Let’s be honest: You have a history of financial ups and downs — and yet, many people were set back by the 2008 economic meltdown. What do you say to people who, like yourself, have suffered financially and emotionally? First, let me say, it’s hard. There’s no getting around it; at this age, it’s the hardest thing I have ever done. Without the moral and financial support of my friends, I do not think I would have made it this far. However, there’s a saying: “The universe will deliver what you set yourself up for.” If you’re negative and set yourself up for a plate of sh* t, you’ll get it.

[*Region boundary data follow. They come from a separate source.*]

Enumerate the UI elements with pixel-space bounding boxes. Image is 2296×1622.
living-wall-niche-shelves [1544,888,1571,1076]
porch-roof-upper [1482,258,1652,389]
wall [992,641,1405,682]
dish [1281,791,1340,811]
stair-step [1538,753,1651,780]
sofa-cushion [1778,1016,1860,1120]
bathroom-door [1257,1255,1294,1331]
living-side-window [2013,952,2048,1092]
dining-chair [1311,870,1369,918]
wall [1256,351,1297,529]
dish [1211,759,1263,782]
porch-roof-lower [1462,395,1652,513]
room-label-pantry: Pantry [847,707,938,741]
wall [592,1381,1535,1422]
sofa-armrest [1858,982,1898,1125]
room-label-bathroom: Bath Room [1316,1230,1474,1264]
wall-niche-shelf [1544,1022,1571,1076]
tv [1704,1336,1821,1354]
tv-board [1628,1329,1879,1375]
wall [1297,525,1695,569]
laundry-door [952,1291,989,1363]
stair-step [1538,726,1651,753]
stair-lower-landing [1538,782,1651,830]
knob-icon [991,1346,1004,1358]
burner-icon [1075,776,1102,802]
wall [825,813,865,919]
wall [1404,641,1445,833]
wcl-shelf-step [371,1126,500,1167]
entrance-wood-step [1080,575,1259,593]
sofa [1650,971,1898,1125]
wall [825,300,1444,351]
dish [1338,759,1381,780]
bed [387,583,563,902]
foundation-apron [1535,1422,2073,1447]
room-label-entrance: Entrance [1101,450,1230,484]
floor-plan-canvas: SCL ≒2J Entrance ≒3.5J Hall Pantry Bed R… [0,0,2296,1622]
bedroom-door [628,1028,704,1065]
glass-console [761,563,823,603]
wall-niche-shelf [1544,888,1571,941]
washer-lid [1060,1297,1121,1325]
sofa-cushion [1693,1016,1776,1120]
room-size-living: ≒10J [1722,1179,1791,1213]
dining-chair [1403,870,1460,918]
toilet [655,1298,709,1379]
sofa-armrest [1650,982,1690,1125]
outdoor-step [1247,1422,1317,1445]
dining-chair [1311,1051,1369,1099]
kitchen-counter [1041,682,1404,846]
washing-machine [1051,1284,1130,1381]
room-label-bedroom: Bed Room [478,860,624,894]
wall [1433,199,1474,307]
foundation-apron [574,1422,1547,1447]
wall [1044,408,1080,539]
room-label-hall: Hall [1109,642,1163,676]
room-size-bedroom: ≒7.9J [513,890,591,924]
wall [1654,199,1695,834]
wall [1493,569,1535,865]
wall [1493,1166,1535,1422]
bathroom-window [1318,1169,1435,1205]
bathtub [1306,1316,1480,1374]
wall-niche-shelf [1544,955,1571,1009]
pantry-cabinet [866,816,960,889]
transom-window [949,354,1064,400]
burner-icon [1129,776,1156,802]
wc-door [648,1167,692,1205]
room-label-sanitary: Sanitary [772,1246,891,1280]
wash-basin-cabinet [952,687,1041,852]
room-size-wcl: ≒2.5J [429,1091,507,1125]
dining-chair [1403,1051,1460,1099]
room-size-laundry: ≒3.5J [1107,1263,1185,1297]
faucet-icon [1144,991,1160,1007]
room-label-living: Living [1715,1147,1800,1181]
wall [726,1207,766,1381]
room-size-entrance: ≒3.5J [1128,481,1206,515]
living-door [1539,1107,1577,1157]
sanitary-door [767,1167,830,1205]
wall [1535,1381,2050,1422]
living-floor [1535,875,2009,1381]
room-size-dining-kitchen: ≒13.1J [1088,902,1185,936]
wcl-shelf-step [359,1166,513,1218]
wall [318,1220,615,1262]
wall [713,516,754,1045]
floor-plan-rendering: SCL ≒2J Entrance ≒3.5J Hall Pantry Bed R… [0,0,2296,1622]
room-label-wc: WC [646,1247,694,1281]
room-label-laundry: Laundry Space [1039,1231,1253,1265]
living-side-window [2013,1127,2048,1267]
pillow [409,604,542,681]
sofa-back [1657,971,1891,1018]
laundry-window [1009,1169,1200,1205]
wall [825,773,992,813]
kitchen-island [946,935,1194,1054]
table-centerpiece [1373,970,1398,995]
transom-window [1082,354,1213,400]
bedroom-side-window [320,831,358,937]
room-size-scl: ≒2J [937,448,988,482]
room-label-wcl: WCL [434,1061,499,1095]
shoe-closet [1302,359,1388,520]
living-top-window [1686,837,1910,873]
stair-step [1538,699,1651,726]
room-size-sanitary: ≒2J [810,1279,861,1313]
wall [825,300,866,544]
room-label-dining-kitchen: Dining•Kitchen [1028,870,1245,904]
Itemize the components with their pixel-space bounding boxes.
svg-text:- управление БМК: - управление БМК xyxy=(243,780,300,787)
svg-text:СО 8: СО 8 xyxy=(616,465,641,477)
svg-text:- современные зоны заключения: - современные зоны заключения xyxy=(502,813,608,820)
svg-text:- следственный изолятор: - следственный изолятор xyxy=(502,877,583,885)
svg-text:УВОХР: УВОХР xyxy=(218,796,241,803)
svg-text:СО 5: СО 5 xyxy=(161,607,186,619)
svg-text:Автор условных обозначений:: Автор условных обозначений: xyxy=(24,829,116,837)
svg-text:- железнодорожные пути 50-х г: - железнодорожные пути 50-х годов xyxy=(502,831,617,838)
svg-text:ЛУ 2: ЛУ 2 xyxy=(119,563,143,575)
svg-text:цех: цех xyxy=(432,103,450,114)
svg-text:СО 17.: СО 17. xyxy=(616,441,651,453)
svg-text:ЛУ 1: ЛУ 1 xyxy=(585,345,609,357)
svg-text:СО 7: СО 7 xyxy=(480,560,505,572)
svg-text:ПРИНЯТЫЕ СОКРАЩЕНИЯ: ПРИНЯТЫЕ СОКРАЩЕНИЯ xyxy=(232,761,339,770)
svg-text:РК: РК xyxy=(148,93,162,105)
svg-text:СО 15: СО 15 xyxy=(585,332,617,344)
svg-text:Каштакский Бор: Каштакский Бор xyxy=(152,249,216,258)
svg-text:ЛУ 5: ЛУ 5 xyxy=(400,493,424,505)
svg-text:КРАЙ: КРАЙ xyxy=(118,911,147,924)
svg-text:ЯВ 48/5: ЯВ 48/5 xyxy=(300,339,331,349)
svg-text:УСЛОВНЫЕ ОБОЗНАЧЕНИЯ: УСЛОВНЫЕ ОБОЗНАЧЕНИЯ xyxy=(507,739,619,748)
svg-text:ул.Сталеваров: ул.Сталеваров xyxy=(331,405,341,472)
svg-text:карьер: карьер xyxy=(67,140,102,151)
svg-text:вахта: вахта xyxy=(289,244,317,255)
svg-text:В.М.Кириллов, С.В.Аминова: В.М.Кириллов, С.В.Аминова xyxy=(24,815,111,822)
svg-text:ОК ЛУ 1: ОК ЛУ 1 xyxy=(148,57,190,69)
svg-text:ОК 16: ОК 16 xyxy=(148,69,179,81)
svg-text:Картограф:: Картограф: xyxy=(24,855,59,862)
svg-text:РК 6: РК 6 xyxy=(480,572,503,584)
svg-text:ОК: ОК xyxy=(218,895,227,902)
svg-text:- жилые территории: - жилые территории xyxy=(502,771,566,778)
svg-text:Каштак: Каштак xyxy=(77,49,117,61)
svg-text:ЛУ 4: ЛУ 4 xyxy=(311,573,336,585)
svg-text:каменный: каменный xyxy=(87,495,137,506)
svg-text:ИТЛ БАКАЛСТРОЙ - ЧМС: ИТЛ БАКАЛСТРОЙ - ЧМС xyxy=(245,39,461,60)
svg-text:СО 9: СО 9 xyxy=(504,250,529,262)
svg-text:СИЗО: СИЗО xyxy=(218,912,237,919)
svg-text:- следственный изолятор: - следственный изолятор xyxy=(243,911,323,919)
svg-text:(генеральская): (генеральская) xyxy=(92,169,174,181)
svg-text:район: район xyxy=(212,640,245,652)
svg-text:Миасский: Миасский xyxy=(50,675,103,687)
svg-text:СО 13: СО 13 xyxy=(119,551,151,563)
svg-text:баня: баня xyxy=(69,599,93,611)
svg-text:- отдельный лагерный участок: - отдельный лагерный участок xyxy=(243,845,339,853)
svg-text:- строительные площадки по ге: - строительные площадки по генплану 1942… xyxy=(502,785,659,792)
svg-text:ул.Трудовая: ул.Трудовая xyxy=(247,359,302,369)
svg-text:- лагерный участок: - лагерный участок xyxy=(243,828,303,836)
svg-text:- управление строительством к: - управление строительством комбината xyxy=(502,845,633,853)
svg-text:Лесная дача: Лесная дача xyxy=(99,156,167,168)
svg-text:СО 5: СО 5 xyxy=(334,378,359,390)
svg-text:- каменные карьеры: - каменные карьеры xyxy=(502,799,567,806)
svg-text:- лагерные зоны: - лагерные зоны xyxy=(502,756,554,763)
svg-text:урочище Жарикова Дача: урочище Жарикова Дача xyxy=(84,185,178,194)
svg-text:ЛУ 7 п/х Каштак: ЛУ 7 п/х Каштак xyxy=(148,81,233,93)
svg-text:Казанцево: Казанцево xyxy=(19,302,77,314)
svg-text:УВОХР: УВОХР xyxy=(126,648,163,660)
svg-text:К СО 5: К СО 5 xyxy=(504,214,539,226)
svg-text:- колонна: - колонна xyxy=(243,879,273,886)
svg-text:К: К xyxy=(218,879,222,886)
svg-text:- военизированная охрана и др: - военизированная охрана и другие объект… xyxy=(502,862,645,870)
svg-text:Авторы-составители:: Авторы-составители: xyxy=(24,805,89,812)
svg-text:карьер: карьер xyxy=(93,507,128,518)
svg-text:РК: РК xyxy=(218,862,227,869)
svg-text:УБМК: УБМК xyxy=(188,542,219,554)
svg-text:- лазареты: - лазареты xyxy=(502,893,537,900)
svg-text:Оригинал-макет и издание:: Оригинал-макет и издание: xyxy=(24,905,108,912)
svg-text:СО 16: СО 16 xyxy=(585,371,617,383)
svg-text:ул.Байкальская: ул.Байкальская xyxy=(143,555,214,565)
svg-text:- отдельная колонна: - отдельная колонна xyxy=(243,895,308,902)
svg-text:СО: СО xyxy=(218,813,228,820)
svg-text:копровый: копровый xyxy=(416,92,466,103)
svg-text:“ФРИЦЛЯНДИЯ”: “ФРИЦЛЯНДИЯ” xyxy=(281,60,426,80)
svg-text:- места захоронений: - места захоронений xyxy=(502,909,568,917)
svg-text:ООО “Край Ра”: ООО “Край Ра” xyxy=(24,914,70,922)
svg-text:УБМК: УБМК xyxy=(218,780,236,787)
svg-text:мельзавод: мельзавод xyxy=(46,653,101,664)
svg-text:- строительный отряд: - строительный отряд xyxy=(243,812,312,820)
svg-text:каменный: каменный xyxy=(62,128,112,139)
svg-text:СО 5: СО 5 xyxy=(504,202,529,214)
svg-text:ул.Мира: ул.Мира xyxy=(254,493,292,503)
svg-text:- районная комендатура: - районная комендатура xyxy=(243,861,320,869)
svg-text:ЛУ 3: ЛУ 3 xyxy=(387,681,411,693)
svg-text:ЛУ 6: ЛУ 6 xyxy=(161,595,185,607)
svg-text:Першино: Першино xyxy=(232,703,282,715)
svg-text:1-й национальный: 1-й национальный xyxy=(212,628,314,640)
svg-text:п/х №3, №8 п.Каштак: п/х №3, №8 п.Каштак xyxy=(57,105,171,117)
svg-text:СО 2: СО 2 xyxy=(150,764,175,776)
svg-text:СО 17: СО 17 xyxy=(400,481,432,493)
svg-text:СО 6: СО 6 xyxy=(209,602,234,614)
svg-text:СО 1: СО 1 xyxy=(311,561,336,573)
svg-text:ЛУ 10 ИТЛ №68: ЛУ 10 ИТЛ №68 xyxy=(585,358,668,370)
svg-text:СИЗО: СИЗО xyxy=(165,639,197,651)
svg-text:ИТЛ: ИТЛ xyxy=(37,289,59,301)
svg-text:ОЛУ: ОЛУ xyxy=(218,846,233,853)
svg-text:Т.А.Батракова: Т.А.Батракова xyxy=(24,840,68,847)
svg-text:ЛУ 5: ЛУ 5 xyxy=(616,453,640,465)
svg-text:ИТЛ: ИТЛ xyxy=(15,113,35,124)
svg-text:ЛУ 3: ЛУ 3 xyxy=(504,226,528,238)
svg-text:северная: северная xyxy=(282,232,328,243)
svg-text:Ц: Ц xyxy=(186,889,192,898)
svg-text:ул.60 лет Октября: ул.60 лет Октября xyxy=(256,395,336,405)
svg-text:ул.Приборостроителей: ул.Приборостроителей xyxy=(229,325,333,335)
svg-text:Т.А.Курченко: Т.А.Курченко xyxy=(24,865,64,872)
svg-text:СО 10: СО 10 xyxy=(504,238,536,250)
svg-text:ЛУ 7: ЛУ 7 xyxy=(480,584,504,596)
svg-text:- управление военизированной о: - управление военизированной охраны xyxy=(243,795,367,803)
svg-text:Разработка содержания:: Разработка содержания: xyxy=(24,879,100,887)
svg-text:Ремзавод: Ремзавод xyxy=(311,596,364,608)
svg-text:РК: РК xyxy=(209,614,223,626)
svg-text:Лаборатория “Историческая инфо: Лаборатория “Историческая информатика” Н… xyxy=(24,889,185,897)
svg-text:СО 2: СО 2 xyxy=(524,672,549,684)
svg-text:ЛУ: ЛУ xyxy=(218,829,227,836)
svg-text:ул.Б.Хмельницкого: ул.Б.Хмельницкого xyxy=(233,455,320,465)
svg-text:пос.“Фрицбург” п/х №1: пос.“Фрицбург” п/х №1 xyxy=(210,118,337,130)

On the other hand, if you take a different tack and say I am going to be all right in spite of everything that has gone wrong, you’ll somehow work yourself back. You cannot keep saying “woe is me”; everyone has his problems. I just made up my mind to not dwell on my problems. And I lost many millions of dollars, a beautiful ranch, an island in the Yellowstone River area and my inventory of prints that was put up for collateral. I’ve just got to make some money and pay my way back out of this hole and now I’m working dawn to dusk to do it.